The new entrance to the Brooklyn Museum is one of the most welcoming public spaces that I've ever experienced. Walking in, you feel like the landscape and architecture are hugging you, inviting you in to linger outside, to look around at and maybe meet other people, and to stay awhile. All of the designers got what Brooklyn is about. It's a space for people. A space to let people move among their neighbors, that carries over from the same populist spirit embodied in our Park's long meadow and our garden's cherry blossom esplanade.
Herbert Mushcamp gives a very good review of the architecture in the NY Times, discussing the Polshek designed glass front and steps, the Judith Heintz landscape architecture and WET design dancing waters. He describes the new "glass steps" as a waterfall cascading from the original McKim Meade & White entranceway into the new amphiteater space created by the stone steps on the left and curved grass steps in the front. The review, written before the space was unleashed on the people, predicts that it's all about access and use. But, you can't truly experience that concept until you've moved through it.
After sitting for a few minutes on the grass steps while my son was busy slupring up an Italian Ice, grinning cheek to cheek with the excitement in the air, I began to quickly feel like this place reminded me of someplace else I had been. In looking around at the people I couldn't believe how many people were here, but I also couldn't believe how un-crowded it felt. Amazingly, the sound of street traffic on Eastern Parkway seemed to be unnoticable and nothing but the sound of dancing waters and people filled the air. I started getting deja vus of being in a Roman space. Then, looking up at the suspended glass entranceway, I began to think of the ways that this space was reminiscent of Roman theater design. The suspended glass made me think of the canvas sails that would be pulled over theaters like the Roman Colloseum to provide shade for the spectators.
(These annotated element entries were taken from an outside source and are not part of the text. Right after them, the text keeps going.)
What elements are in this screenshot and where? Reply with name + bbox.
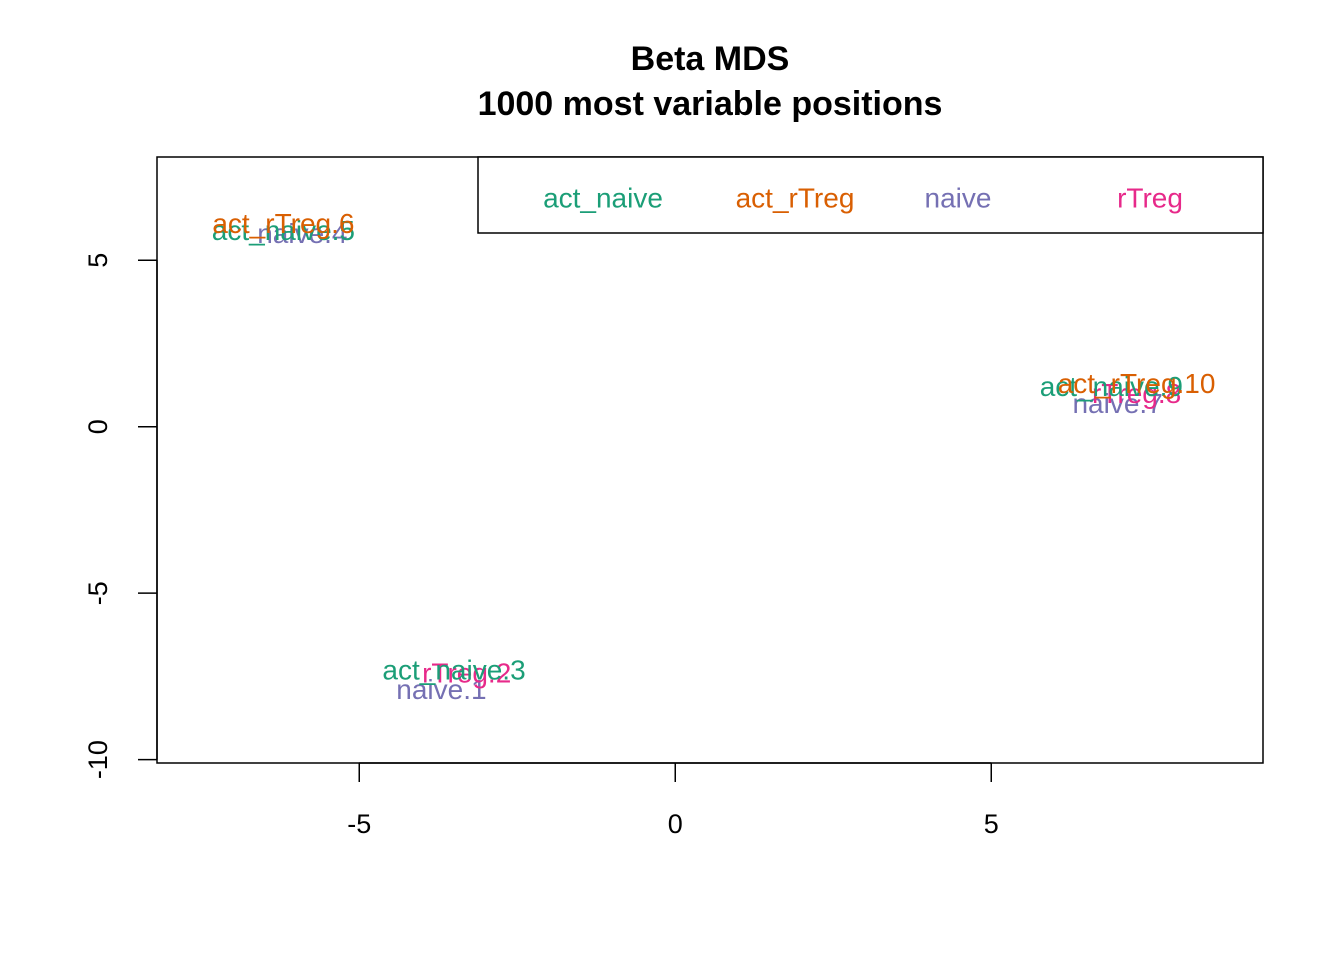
point-labels: naive.1rTreg.2act_naive.3naive.4act_naiv… [212, 208, 1216, 705]
point-label: act_naive.3 [382, 654, 525, 685]
x-axis: -5 0 5 [347, 762, 999, 839]
point-label: act_rTreg.6 [212, 208, 354, 239]
x-tick-label: 5 [984, 809, 999, 839]
point-label: act_naive.5 [212, 215, 355, 246]
chart-title: Beta MDS [631, 40, 790, 78]
y-tick-label: -5 [83, 581, 113, 605]
y-tick-label: -10 [83, 740, 113, 779]
point-label: naive.4 [257, 218, 347, 249]
legend-entry: act_naive [543, 183, 663, 214]
point-label: naive.1 [396, 674, 486, 705]
point-label: act_naive.9 [1040, 371, 1183, 402]
point-label: act_rTreg.10 [1058, 368, 1216, 399]
x-tick-label: -5 [347, 809, 371, 839]
point-label: naive.7 [1072, 388, 1162, 419]
legend-entry: rTreg [1117, 183, 1183, 214]
point-label: rTreg.8 [1092, 378, 1181, 409]
point-label: rTreg.2 [422, 658, 511, 689]
x-tick-label: 0 [668, 809, 683, 839]
chart-subtitle: 1000 most variable positions [478, 85, 943, 123]
legend-box [477, 156, 1264, 234]
y-tick-label: 0 [83, 419, 113, 434]
legend-entry: act_rTreg [736, 183, 855, 214]
y-axis: -10 -5 0 5 [83, 253, 158, 779]
legend: act_naive act_rTreg naive rTreg [477, 156, 1264, 234]
y-tick-label: 5 [83, 253, 113, 268]
legend-entry: naive [925, 183, 992, 214]
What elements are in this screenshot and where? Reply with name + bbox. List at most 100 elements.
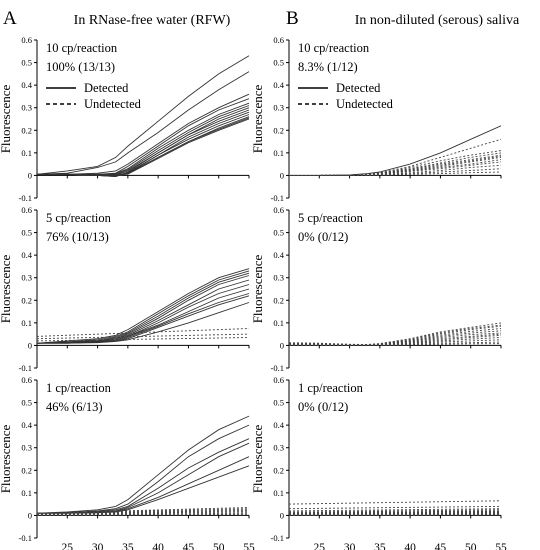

Looking back at the grass steps and the higher stone steps facing the fountain you begin to feel the effect of this kind of design. It's very successful in making you feel welcome to the museum as a civic place as much as a place for art and education.
What's most exciting about the space, however, is the dancing waters fountain. When we visited on Sunday, the weather was in the 70's, but there was a cool breeze. This didn't stop all the kids that were there from running back and forth screaming as the fountain shot up and sprayed them in the chilly waters. If you looked back at all the parents and other adults watching with huge smiles from the theater steps as the kids squealed with delight, you had to think that this was one of the best outcomes of this entranceway. I don't know if the museum had this use in mind, but these kids were so happy. The museum administration has to feel good about giving that to Brooklyn. It makes my eyes well up when I think of how amazingly free and alive they all were yesterday, dancing through the cold water.
So if you plan to make it to Brooklyn, plan on hanging out at the Museum. They promise to provide a cafe in the winter garden glass atrium (with WiFi?) some day. And if it's a summer day and the fountain is on, bring some extra clothes and water shoes for your kids!